Vast Selection of Horse Urns
Most, if not all, horse owners would want their dead horse to be cremated in private so that the remains do not mix with those of other animals. Since the remains have to be put in an urn, the cremation service provider must have a vast array of horse urns in their facility. The varying designs of horse urns allow clients to choose unique pieces. Some clients might want personalised horse urns rather than the standard ones provided by a cremation facility. For instance, a client might want an urn in the colour and form of their dead horse for remembrance purposes. Therefore, choose a crematorium that offers a wide variety of horse urns.

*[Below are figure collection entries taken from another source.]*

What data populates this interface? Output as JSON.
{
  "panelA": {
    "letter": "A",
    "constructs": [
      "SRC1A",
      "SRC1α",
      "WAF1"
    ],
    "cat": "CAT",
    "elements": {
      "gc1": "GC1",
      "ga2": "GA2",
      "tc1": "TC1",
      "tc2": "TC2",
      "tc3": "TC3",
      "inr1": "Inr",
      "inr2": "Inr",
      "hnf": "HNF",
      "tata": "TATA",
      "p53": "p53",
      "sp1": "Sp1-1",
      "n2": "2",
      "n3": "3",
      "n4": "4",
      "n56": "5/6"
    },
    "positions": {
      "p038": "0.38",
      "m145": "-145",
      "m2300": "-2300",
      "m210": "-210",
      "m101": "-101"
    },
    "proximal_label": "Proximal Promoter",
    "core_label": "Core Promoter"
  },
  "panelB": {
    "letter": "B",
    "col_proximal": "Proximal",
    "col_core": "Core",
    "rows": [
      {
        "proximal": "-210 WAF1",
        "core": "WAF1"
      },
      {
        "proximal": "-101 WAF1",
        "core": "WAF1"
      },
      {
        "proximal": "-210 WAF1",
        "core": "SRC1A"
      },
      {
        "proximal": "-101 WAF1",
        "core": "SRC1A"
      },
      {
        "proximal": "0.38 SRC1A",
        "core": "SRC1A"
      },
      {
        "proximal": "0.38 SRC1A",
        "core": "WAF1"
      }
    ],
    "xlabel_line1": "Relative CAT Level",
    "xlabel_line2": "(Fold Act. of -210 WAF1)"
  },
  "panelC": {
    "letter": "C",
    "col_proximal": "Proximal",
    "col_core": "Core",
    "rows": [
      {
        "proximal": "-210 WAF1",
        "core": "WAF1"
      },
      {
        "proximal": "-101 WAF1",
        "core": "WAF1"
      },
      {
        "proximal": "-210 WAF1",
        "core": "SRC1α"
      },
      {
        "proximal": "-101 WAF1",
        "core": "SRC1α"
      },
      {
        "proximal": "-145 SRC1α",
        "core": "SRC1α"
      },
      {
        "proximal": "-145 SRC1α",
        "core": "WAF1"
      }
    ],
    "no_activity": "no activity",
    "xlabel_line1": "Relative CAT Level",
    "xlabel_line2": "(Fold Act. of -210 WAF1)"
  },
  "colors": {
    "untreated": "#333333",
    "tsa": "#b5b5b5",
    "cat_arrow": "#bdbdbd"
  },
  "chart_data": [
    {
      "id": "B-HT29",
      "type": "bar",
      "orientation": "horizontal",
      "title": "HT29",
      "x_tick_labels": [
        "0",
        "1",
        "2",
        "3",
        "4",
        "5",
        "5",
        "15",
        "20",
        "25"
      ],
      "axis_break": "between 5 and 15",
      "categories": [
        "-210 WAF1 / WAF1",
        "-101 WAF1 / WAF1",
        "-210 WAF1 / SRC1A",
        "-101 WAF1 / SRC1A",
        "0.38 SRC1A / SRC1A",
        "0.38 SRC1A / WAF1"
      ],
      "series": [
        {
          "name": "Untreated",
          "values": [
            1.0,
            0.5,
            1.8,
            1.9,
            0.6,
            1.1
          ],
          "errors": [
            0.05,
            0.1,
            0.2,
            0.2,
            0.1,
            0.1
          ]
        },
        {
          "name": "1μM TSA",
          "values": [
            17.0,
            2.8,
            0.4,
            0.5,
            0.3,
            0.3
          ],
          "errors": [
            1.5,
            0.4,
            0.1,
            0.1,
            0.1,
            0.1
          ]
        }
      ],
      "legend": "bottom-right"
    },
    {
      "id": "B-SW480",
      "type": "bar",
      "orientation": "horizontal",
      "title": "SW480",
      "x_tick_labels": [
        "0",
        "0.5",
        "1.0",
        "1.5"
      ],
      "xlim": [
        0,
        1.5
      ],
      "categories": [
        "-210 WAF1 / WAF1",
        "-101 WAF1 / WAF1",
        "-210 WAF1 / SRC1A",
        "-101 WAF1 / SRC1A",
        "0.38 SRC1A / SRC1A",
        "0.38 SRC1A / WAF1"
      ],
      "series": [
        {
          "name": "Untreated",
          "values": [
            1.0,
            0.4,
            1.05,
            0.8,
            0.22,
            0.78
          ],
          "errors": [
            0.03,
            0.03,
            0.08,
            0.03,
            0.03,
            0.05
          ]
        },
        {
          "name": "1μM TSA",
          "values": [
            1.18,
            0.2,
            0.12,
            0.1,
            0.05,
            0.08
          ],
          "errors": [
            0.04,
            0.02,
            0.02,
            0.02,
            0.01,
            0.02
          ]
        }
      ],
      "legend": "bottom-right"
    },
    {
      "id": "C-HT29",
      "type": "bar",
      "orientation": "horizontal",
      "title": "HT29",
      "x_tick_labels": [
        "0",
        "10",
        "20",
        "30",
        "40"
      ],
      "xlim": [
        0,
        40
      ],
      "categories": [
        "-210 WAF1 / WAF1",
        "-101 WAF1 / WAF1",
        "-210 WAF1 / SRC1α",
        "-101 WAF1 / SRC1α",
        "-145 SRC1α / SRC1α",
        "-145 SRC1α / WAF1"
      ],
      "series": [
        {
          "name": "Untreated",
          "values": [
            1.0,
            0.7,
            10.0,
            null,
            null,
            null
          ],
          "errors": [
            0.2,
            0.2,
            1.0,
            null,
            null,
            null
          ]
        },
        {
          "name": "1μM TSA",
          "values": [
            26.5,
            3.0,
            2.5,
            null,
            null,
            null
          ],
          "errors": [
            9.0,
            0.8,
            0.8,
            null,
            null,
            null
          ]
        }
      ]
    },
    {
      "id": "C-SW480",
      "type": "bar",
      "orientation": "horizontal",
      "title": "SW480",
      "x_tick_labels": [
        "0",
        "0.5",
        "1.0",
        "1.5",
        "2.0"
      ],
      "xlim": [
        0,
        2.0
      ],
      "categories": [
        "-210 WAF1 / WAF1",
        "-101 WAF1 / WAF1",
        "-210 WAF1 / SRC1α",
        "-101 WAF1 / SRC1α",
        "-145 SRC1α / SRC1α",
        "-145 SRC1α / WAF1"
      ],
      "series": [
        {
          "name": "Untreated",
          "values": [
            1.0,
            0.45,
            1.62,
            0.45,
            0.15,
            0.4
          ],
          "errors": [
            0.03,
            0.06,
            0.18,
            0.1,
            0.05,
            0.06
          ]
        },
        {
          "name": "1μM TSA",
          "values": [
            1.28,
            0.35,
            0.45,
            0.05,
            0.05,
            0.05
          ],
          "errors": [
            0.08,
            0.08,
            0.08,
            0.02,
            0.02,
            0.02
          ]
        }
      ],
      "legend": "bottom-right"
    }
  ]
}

If you made cremation arrangements before your horse was put down through euthanasia, then you need transport services to ensure your horse arrives at the cremation facility on time. Cremation facilities follow a strict schedule, and if you are not there on time, then you might have to postpone the process. It is for this reason that cremation services must provide scheduled pickup services — right after euthanasia — to take your horse to the crematorium. Scheduled pickup allows you to focus on euthanasia rather than on how to get your horse to the crematorium on time.
Loss Bereavement Support
If you have children that were fond of the horse, then be assured they will not take it easy. This is especially the case when they find out that the horse will be cremated into ashes. Therefore, you need a service provider you can rely on in as far as helping your children understand the goings-on as well as the reasons for cremation. If children understand the process, then it is highly unlikely that they will have a problem with grieving.